削除がiCloudに一度も届かなかったからだ。「このiPhoneを同期」がオフの間、端末は独立したローカルライブラリを保持しており、そこで削除した内容はクラウドに一切伝わらない。スイッチを再びオンにした瞬間、端末はiCloud側のライブラリと再び統合され、消したはずの写真が端末に再びダウンロードされる。これは不具合ではなく、設計どおりの動作だ。端末をきれいなままにしたいなら同期をオフのままにしておくこと。そして逆のケースも覚えておくとよい。同期がオンの間に削除した写真は、その後何をしてもiCloudからも消えている。

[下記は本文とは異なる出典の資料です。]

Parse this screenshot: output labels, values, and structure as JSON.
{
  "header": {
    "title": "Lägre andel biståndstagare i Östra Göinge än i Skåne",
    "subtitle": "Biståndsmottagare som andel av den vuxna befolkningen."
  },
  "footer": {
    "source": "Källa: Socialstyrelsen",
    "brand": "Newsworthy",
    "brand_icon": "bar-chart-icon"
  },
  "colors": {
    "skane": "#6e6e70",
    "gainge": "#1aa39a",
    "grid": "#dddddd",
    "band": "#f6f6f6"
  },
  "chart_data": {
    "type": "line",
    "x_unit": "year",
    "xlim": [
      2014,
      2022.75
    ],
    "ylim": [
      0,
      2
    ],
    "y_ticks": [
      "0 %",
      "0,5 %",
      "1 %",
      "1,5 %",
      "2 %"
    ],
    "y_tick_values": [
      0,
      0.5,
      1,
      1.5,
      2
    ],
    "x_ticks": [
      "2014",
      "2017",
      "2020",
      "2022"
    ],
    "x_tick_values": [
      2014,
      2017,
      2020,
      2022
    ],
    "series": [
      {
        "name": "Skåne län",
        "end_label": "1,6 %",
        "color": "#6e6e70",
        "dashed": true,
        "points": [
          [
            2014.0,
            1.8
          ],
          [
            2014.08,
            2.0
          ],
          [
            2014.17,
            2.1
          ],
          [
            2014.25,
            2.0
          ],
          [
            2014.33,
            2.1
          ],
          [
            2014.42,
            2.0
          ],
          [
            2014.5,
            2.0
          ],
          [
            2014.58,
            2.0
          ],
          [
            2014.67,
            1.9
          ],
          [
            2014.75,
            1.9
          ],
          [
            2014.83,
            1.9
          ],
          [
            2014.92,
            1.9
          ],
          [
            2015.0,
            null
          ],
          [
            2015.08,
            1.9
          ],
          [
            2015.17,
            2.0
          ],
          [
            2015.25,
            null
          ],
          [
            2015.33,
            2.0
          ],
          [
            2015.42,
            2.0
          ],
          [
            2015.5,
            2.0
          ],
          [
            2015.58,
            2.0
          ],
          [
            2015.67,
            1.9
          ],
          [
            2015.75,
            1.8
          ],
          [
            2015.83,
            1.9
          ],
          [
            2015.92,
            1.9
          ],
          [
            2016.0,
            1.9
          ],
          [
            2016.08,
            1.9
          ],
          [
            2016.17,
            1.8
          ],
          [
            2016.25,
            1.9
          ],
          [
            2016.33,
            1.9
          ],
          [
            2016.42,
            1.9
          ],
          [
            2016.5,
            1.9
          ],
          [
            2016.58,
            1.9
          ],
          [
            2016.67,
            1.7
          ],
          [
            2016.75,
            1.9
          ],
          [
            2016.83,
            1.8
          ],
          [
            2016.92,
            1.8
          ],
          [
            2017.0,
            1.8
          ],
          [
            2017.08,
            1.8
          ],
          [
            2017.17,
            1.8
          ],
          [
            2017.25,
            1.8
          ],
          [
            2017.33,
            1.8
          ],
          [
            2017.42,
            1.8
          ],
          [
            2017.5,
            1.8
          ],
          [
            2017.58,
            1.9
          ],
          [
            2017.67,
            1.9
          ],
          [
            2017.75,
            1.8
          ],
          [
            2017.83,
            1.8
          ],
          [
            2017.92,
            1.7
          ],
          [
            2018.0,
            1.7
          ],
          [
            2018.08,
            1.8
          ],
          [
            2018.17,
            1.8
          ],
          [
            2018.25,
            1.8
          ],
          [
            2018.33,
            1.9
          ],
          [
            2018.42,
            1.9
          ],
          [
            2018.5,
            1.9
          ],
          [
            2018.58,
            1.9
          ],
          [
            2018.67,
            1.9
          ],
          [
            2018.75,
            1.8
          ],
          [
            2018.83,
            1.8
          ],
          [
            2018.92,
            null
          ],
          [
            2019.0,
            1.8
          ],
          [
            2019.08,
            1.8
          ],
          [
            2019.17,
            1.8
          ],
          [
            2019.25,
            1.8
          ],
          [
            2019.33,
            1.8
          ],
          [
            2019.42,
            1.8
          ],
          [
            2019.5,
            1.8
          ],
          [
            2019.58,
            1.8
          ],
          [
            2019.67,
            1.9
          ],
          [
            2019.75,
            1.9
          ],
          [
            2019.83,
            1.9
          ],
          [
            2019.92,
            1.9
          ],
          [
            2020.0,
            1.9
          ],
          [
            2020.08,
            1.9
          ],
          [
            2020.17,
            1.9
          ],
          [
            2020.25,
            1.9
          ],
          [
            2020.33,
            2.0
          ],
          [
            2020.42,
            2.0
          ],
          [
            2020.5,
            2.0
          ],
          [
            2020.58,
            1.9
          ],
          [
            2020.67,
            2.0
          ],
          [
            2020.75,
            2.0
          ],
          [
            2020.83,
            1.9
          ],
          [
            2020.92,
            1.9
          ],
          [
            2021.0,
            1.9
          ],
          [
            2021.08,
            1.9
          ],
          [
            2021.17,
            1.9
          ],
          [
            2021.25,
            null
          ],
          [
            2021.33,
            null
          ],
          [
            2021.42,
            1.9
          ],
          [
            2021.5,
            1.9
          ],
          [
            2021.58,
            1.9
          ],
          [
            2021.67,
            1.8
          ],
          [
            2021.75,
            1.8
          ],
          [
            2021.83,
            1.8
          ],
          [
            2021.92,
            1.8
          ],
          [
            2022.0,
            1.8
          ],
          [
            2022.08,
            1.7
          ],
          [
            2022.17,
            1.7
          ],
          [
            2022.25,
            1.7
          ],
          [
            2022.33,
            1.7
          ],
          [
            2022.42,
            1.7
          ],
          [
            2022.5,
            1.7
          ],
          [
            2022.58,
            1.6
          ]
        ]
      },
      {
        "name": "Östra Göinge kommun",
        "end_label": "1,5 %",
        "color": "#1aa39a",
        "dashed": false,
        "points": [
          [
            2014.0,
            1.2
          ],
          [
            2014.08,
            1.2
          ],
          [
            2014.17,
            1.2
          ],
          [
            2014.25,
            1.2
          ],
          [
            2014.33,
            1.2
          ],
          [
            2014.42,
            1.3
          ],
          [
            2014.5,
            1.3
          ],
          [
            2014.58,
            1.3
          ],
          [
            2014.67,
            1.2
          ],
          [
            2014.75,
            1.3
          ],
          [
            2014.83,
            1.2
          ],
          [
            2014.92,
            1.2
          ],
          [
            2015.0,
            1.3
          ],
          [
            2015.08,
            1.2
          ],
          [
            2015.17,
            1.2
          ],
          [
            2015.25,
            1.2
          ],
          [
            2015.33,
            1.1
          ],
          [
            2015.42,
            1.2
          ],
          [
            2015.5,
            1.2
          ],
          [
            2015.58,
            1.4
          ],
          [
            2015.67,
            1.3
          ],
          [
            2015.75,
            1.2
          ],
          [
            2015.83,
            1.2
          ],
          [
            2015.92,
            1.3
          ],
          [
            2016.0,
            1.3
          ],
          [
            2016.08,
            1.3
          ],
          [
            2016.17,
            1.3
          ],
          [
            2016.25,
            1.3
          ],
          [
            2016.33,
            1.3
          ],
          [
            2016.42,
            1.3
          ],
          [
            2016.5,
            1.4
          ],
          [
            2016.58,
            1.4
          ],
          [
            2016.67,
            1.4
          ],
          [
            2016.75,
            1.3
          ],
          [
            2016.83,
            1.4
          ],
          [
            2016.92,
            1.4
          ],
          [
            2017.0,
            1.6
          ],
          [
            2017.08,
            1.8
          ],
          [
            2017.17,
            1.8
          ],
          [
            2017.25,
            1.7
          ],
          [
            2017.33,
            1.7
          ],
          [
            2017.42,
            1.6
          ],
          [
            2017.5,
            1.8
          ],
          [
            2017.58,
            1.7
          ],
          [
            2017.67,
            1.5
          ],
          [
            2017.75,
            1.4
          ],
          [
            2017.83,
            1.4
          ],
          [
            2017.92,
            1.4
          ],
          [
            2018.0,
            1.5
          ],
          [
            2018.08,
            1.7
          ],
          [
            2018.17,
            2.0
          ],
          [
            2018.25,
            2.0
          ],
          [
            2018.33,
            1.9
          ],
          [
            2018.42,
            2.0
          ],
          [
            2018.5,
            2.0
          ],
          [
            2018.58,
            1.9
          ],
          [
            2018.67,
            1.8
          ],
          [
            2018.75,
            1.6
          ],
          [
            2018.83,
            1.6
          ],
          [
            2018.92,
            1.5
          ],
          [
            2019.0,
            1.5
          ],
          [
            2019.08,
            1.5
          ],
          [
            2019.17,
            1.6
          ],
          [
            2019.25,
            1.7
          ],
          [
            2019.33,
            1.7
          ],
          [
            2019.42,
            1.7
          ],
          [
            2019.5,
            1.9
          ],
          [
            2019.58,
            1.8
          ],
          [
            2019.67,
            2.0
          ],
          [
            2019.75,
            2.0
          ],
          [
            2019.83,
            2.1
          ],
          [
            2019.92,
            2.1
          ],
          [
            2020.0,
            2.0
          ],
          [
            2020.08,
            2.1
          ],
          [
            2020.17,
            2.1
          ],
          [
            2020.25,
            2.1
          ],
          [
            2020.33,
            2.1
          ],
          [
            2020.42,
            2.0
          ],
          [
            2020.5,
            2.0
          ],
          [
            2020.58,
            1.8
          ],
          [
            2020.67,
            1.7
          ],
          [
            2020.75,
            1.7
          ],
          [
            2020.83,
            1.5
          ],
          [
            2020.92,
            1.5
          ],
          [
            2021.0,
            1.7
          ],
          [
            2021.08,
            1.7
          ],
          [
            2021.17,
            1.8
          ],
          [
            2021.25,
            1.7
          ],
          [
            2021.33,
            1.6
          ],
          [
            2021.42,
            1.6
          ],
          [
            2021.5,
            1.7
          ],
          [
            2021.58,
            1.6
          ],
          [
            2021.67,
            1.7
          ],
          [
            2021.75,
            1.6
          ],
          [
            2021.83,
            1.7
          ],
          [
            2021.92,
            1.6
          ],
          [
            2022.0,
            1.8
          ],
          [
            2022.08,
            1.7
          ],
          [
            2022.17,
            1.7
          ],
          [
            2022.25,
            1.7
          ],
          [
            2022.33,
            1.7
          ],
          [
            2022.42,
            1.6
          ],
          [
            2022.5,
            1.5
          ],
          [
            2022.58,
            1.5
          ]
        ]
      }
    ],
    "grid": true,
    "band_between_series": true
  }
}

写真をiCloudに一切残さずiPhoneから取り除くにはどうすればよいですか。

写真アプリのライブラリに属さない場所へ移してから、オリジナルを削除する。移す先はパソコン、外付けドライブ、または端末上の暗号化された保管庫アプリでよい。どれを選ぶにしても最後まで終わらせること。写真アプリで写真を削除し、それから最近削除した項目を開いて空にする。削除された項目はそこに30日間残り、その間は完全に閲覧できてしまうからだ。何かを削除する前に、新しいコピーが正しく開けることを確認する。保管庫アプリは写真を端末には残しつつ写真アプリの外に置く選択肢で、そのため同期されず、メモリーや検索にも表示されない。